Un OSS sconfigge l’ASL
Un Operatore socio sanitario ricollocato all’anagrafe zootecnica dell’ASLTO3, è stato sospeso il 23.11.2021, per inosservanza dell’obbligo vaccinale (vaccino sars cov 2).
La Asl gli aveva inviato una raccomandata con la richiesta della documentazione attestante la vaccinazione, il dipendente aveva risposto indicando che, essendo amministrativo da tre anni, non era tenuto ad ottemperare e che richiedeva di essere esentato a causa di patologie plurime di cui era affetto. Come detto il 23/11/2021 è stato sospeso.
L’operatore ha contestato il provvedimento senza ottenere riscontro, il ricorso è stato successivamente notificato dal suo legale.
In data 24/12/2021 la ASL prorogava il provvedimento, indicando che il dipendente era stato inizialmente inquadrato come OSS, pertanto rientrava nelle categorie ricomprese nell’obbligo, prolungando successivamente la sospensione al 14/06/2022.
A fine gennaio, il lavoratore ricorreva alla corte chiedendo di essere reintegrato operando in modalità agile, indicando i seguenti motivi:
- egli non rientrerebbe nel novero dei soggetti destinatari dell’obbligo vaccinale, atteso che le sue mansioni sono di tipo esclusivamente amministrativo;
- in ragione delle pluripatologie da cui è affetto e del suo status di invalido civile al 67% e portatore di handicap ex art. 3 L. 104/1992, egli è qualificabile quale lavoratore fragile e, dunque, da un lato non sarebbe assoggettato all’obbligo vaccinale e dall’altro, l’ASL avrebbe il dovere di fargli svolgere le proprie mansioni da remoto;
- la vaccinazione sarebbe una misura del tutto inefficace nel prevenire il contagio e, dunque, la limitazione dei diritti costituzionali del lavoratore sarebbe priva di giustificazione;
- l’ASL non aveva adempiuto al proprio onere di verificare la presenza di mansioni disponibili, che non prevedessero contatti interpersonali a cui adibire il ricorrente. Infine, il ricorrente lamentava il diniego opposto dall’ASL, a corrispondergli, durante il periodo di sospensione, gli assegni previsti dall’art. 82 D.P.R. 3/1957.
In più, il lavoratore è stato riammesso in servizio il 19/04/2022 avendo contratto il covid ed essendone guarito.
Come per il collega di Torino, il punto centrale della questione è che il Dl 44/2021 si applica soltanto a chi lavora nelle strutture indicate all’l’art. 8-ter, comma 1, D.lgs 502/1992.
Tali strutture, citando la norma sono:
- strutture che erogano prestazioni in regime di ricovero ospedaliero a ciclo continuativo, o diurno per acuti;
- strutture che erogano prestazioni di assistenza specialistica, in regime ambulatoriale, ivi comprese quelle riabilitative, di diagnostica strumentale e di laboratorio;
- strutture sanitarie e sociosanitarie che erogano prestazioni in regime residenziale, a ciclo continuativo o diurno.
La ASL aveva poi indicato che, per i soggetti over-50, era obbligatorio il vaccino, sia come requisito anagrafico, sia per accedere ai luoghi di lavoro.

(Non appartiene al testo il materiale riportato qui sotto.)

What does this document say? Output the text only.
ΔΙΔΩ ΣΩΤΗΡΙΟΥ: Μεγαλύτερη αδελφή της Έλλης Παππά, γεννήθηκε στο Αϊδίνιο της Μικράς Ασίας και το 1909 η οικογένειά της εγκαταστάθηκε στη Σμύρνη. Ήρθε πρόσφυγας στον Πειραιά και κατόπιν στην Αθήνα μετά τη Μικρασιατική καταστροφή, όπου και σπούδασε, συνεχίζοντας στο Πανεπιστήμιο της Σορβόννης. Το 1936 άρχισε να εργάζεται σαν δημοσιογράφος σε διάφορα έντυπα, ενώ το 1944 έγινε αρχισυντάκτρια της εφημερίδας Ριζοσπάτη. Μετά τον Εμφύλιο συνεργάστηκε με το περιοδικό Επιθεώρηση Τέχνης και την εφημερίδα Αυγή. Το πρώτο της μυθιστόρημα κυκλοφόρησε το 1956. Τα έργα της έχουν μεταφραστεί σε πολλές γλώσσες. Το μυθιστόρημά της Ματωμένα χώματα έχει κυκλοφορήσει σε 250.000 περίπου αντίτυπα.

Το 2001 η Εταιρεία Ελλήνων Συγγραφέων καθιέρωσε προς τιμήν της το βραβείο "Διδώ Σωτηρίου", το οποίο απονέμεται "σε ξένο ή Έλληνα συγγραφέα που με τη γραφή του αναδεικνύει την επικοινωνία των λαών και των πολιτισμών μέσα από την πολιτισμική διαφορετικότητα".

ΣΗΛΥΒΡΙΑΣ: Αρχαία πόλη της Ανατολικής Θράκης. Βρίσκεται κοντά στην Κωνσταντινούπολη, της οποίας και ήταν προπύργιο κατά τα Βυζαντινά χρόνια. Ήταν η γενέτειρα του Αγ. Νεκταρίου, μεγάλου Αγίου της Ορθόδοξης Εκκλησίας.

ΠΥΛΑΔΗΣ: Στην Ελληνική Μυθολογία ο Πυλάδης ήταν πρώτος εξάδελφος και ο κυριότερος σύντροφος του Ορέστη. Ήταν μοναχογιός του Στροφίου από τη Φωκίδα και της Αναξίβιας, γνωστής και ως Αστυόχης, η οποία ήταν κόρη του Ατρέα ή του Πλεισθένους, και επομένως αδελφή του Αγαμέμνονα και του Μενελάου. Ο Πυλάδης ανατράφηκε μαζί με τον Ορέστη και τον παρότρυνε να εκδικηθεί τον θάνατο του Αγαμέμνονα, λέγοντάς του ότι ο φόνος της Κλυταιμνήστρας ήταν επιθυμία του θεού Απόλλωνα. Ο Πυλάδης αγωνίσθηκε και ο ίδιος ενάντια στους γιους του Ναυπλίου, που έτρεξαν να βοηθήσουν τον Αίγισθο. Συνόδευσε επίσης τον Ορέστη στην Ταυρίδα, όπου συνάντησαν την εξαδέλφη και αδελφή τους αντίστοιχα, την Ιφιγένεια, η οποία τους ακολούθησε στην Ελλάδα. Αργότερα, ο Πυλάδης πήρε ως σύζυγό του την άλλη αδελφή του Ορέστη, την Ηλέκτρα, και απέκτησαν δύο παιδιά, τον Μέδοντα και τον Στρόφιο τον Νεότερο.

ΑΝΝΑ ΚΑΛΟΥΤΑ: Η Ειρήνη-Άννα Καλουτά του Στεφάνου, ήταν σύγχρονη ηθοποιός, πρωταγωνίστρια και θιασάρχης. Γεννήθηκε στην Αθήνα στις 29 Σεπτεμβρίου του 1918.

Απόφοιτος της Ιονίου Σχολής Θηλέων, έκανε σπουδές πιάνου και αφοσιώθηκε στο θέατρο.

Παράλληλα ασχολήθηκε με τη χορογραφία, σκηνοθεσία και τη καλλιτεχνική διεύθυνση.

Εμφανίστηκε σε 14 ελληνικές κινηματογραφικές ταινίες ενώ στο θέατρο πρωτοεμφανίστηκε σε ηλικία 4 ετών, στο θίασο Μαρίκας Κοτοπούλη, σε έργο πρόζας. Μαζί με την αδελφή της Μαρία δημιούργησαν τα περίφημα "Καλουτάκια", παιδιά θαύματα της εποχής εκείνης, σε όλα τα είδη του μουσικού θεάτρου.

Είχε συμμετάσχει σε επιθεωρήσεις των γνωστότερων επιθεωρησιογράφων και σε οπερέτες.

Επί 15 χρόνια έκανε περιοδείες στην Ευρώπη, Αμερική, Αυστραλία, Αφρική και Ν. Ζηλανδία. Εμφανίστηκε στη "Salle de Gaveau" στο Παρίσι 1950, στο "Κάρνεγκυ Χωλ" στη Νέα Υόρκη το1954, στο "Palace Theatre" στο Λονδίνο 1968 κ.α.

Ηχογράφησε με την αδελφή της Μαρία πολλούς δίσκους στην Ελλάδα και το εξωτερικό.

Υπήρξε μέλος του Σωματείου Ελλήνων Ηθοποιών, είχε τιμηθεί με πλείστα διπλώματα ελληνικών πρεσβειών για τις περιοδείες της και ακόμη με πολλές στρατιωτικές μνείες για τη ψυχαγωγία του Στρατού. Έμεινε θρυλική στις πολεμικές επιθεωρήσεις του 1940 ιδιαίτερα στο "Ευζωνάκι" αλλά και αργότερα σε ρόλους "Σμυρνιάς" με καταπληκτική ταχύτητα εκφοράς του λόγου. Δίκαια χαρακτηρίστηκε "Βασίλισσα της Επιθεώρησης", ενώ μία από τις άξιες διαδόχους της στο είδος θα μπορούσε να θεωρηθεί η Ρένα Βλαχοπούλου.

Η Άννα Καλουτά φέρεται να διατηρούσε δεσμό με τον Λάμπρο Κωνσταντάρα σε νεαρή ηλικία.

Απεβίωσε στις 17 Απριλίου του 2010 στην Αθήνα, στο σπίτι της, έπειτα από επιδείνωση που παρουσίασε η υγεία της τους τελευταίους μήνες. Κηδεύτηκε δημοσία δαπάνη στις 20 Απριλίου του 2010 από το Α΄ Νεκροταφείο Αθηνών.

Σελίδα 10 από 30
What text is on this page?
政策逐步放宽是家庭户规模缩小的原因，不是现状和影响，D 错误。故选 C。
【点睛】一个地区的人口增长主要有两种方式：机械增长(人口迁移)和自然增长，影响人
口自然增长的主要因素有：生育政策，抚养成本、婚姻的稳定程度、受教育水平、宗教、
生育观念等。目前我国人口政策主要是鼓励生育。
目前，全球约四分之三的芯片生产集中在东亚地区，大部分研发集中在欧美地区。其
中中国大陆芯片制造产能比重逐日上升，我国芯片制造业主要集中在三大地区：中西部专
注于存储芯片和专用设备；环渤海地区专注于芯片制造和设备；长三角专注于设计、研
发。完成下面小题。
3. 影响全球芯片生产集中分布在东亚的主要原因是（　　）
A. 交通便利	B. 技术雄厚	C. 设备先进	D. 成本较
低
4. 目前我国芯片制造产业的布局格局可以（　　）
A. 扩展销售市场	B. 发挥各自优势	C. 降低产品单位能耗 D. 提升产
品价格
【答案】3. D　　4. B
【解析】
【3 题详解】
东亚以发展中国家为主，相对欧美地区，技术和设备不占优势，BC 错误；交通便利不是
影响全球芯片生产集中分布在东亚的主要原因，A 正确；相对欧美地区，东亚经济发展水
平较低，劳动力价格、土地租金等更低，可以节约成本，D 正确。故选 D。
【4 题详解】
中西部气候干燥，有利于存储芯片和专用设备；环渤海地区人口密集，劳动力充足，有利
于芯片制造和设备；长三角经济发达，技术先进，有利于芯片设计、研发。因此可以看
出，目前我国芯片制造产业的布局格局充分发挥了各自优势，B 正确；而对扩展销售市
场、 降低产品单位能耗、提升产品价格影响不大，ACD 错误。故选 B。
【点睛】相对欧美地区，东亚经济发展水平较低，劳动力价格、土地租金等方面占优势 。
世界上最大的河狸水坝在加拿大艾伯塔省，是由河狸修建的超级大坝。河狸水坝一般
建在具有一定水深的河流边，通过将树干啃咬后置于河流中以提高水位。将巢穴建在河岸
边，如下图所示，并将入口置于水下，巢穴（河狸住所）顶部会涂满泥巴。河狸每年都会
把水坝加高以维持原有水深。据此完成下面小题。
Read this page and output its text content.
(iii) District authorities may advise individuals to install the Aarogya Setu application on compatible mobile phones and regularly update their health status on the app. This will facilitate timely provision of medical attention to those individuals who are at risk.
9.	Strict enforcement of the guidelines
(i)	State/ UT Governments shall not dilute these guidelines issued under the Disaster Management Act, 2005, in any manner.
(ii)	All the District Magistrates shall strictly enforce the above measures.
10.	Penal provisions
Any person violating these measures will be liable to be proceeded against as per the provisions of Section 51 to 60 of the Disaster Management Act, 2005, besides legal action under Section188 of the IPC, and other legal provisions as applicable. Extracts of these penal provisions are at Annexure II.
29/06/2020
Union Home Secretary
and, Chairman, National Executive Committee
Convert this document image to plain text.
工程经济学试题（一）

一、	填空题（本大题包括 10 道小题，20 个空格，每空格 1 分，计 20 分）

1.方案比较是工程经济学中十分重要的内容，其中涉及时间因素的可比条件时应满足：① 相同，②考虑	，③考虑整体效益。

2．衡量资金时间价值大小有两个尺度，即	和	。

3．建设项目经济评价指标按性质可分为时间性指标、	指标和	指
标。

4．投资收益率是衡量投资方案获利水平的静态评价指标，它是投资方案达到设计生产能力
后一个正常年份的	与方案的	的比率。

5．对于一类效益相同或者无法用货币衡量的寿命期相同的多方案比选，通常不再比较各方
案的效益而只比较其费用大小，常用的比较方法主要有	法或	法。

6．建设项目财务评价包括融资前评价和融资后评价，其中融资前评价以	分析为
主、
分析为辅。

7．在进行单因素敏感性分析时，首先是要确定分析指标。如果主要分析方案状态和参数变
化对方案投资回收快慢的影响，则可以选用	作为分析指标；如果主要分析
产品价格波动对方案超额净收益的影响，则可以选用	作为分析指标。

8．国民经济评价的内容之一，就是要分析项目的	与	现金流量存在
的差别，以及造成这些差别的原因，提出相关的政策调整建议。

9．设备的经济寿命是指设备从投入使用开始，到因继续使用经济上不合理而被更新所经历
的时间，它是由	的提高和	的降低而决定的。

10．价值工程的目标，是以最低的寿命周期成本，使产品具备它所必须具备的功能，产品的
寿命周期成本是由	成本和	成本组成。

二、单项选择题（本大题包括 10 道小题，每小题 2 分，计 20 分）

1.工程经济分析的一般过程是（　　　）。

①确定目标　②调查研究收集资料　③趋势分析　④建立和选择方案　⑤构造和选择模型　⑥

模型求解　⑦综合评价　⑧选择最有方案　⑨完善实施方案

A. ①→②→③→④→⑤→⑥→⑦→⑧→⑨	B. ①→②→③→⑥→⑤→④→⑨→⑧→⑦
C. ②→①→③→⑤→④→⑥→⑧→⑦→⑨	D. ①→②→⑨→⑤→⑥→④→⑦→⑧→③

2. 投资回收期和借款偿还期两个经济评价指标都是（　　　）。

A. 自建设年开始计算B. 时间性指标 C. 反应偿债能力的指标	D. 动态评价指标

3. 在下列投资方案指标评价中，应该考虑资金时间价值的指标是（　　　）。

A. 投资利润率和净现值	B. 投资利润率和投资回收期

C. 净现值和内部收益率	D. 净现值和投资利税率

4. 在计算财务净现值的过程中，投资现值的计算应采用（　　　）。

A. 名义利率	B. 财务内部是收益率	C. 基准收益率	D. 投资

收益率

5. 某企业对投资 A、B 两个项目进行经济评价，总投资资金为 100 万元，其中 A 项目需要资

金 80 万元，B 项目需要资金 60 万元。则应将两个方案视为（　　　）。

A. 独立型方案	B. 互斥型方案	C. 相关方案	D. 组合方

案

In caso di non ottemperanza, il lavoratore avrebbe subito la sospensione del salario, senza perdere il posto di lavoro.
La restrizione riguardava solo l’ottenimento del super green pass, che è un requisito di accesso ai luoghi di lavoro, non per prestare l’opera. Dal 23/03/2022, in seguito ai cambiamenti normativi, l’accesso era consentito con il semplice tampone antigenico. Il DL 44, in conclusione, non prevede la sospensione dal servizio quale conseguenza della mancata somministrazione del vaccino.
La corte ha disposto il reintegro del dipendente, il pagamento degli arretrati dall’ASL e non dispone la revoca della sospensione, perché è decaduta con la guarigione dell’operatore.
Anche in questo caso è chiaro che ricorrere paga (come a Padova, Brescia, Firenze, Torino) affidatevi alla giustizia.